Cette pétition est signée par plus de 1 000 élus, de droite, de gauche, du centre et d’ailleurs, et par six parlementaires de tous bords. Moi je n’ai rien demandé, j’ai reçu un ordre de l’Etat. Le médecin que je suis, vice-président de la commission des affaires sociales qui a quand même quelques lueurs sur le sujet, en a pris acte et a facilité l’action à la demande de l’Etat et à la demande des maires. Ce n’est pas pour moi un enjeu d’une quelconque tactique politique, mais en tant que représentant du peuple français, j’ai à cœur de défendre ses intérêts. Compte tenu d’une dette conséquente liée à une incapacité de ce même Etat de faire respecter le code des marchés publics, il a décidé de passer de deux hôpitaux à un seul hôpital pour faire des économies. Dire que c’est une espèce d’enjeu politique, c’est émettre  une sorte d’écran de fumée pour masquer son irresponsabilité et son incompétence.

Où en-est-on aujourd’hui ?

Nous sommes dans le cadre d’un supposé réexamen pour un projet médical d’établissement, qui est supposé de ne pas avoir été fait… Que l’on ait besoin de réexaminer le sujet, pourquoi pas.
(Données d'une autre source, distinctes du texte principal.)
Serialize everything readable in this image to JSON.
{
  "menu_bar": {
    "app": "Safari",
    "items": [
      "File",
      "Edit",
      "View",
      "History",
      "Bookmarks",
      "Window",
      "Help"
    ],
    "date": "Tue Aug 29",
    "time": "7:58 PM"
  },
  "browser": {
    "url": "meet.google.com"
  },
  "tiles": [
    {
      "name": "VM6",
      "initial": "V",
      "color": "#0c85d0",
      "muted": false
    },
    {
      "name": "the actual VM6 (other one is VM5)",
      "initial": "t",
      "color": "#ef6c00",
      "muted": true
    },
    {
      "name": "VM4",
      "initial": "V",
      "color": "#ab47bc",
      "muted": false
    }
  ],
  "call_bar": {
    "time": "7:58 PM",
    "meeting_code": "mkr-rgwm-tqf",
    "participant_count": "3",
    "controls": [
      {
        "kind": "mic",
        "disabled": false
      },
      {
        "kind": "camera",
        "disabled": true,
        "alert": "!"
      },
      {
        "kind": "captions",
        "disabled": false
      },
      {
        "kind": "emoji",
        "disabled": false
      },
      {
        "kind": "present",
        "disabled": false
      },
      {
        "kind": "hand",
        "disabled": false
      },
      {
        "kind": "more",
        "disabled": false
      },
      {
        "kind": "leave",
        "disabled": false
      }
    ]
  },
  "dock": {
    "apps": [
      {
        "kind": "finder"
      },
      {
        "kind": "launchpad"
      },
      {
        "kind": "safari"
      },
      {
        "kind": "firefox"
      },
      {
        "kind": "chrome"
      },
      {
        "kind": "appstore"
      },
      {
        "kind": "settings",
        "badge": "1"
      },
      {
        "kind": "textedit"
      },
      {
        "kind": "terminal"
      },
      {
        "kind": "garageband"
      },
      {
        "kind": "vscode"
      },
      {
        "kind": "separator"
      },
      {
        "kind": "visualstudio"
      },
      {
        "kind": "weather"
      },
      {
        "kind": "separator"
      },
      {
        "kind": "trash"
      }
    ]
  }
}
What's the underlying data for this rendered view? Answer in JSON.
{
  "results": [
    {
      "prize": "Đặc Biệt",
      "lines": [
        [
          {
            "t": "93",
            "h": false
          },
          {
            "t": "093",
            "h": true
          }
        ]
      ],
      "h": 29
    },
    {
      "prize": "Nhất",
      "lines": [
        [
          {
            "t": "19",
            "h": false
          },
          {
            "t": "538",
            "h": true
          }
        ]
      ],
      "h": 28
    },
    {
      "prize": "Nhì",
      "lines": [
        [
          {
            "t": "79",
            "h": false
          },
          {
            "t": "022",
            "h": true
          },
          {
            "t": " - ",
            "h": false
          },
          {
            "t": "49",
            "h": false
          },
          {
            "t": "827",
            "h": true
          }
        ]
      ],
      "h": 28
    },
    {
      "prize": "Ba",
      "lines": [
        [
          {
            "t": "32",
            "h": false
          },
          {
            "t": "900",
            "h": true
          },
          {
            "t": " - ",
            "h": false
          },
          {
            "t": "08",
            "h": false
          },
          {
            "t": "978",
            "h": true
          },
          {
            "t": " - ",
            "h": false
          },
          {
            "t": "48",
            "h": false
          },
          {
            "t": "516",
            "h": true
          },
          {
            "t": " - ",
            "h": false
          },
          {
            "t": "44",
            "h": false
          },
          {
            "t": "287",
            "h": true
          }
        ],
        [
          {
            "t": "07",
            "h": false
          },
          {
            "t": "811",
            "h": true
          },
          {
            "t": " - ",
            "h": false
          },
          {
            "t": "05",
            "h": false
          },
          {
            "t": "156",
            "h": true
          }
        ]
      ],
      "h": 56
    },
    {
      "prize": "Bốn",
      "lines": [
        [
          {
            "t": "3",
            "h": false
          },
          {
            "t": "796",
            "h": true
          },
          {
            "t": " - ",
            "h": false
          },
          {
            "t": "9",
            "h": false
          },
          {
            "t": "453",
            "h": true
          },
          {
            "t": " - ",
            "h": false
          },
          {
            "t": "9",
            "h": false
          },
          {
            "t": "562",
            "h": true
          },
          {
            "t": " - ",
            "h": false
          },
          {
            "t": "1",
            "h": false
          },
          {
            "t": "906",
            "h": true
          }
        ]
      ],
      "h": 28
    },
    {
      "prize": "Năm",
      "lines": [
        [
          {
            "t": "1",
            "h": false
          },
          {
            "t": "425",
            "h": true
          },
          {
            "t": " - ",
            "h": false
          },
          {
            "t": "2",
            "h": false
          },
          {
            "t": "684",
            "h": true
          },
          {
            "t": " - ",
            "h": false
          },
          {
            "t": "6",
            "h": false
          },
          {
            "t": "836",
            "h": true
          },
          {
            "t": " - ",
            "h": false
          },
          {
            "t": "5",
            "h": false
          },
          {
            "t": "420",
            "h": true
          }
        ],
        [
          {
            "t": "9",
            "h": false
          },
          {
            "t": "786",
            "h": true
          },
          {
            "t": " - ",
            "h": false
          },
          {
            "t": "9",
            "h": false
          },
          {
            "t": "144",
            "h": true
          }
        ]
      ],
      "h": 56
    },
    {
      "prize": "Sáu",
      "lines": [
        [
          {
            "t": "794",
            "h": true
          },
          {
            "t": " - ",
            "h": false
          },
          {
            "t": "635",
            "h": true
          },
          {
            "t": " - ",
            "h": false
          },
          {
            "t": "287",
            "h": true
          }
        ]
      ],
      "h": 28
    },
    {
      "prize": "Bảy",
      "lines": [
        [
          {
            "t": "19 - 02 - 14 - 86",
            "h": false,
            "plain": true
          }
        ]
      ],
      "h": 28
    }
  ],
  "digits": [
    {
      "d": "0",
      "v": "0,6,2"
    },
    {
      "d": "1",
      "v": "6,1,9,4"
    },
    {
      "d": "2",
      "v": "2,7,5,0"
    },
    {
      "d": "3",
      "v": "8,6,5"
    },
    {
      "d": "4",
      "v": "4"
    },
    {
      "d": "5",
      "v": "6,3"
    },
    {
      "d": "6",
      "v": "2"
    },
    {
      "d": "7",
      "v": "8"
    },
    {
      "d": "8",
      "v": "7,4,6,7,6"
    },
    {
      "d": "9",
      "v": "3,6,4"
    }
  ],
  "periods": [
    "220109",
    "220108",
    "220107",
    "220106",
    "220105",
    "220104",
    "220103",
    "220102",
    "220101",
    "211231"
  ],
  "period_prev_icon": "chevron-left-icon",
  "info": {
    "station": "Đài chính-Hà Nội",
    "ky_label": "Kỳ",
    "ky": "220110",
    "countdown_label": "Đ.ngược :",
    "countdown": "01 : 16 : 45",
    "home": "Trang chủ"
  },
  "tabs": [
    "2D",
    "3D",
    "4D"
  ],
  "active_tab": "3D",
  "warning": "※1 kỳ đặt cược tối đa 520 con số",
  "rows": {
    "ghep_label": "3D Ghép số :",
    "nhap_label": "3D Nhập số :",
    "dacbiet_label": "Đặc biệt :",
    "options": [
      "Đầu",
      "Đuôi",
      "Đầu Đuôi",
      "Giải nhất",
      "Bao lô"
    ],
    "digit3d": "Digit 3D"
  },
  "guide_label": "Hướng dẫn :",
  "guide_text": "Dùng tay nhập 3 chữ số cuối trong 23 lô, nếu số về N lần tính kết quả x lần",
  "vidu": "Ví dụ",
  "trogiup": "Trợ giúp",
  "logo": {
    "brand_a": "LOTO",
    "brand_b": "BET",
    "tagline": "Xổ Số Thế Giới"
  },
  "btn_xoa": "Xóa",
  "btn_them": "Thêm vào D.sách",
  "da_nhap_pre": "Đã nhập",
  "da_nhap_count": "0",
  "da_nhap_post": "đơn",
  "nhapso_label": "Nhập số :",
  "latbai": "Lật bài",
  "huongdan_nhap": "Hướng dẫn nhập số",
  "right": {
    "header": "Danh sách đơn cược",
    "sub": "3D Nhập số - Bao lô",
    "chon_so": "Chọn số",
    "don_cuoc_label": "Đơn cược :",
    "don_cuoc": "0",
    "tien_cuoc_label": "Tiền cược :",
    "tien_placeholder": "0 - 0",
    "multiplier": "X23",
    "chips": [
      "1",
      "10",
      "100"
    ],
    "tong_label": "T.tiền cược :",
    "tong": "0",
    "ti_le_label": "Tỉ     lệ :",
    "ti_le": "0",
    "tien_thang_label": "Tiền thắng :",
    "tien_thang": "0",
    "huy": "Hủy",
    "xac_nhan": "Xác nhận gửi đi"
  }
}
Pour le reste, il nous faut une décision très rapidement. Le ministre Xavier Bertrand a affirmé courant février dans les colonnes du Parisien (Yvelines) que le projet de Chambourcy n’était pas enterré et que concernant l’argumentaire de Monsieur Evin, il a répliqué que la construction coûterait moins cher que la rénovation. Je tiens aussi à rétablir la vérité : le directeur général, Gilbert Chodorge, a été remercié et démissionné d’office et de force. J’ai les écrits. Nous exigeons la vérité sur la violation des marchés publics, sur les procédures judiciaires, sur les sanctions administratives à prendre en compte et sur les équipements à mettre au service de la santé de nos concitoyens.